On Monday, Wisconsin Senate Majority Leader Russ said he was committed to retaining a tax on “big oil,” along with a dubious provision that prevents those oil companies from passing the tax on to drivers. On Wednesday, the Senate unveiled their version of the budget, which completely eliminates the tax altogether.
You may say to yourself, “self, that doesn’t make any sense.” Why would Decker so quickly abandon a lynchpin of his budget? He really just realized on Tuesday that he couldn’t stop the oil companies from passing the tax through to consumers? WPRI wrote our report saying exactly that in March of 2007 – it’s good to see him admit that he should have listened to us all along.

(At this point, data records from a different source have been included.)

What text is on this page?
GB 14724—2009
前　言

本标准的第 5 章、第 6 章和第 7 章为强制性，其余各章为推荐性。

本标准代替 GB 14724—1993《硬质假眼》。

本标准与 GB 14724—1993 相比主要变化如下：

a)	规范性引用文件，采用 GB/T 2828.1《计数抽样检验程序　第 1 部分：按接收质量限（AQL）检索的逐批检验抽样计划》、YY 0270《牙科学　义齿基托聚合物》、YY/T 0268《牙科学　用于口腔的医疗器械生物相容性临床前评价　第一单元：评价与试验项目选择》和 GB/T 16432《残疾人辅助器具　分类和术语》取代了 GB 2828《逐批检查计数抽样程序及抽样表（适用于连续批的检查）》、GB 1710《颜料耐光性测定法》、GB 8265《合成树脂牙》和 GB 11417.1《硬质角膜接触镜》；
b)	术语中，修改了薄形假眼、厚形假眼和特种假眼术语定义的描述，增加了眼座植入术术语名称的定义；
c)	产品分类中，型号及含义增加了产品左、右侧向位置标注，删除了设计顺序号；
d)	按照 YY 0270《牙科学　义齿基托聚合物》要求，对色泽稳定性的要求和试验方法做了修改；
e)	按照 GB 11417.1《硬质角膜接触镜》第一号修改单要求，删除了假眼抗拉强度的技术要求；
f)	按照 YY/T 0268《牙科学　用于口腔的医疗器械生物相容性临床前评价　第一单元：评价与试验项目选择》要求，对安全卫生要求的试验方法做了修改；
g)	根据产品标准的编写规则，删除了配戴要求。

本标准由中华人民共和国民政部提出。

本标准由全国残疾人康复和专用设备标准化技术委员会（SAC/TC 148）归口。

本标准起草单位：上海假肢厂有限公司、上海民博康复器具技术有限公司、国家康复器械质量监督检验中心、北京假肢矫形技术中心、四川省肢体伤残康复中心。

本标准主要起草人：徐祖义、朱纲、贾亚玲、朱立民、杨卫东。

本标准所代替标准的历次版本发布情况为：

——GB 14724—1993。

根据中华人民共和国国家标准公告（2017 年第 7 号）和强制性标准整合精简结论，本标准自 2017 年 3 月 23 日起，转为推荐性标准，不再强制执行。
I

Here’s why – he merely needed to give a couple of his members a vote without the tax in it. It’s coming back – you can bank on it.
Decker replaced the funding from the oil tax by eliminating the tax exemption for capital gains. This is, simply put, insane. It amounts to a $485 million tax increase on the middle class, many of whom have been waiting to cash out their retirement funds, and completely blows any argument Democrats have that this budget somehow only affects the rich.
But by replacing one unpopular tax increase with another even more unpopular tax increase, Decker will be able to argue that he’s somehow doing taxpayers a favor when he re-implements the original oil company proposal in the conference committee version of the budget as crafted by the leaders of the two houses. Eventually, the Legislature will end up either where Governor Doyle and Decker were (with the no-pass through provision) or where the Assembly was, allowing oil companies to pass it through to consumers.
In positing this theory, I’m giving Decker a lot of credit for his political cunning. But if I’m wrong and he’s actually serious about jacking up taxes on peoples’ retirement accounts during a recession, then he’s the most tin-eared politician alive.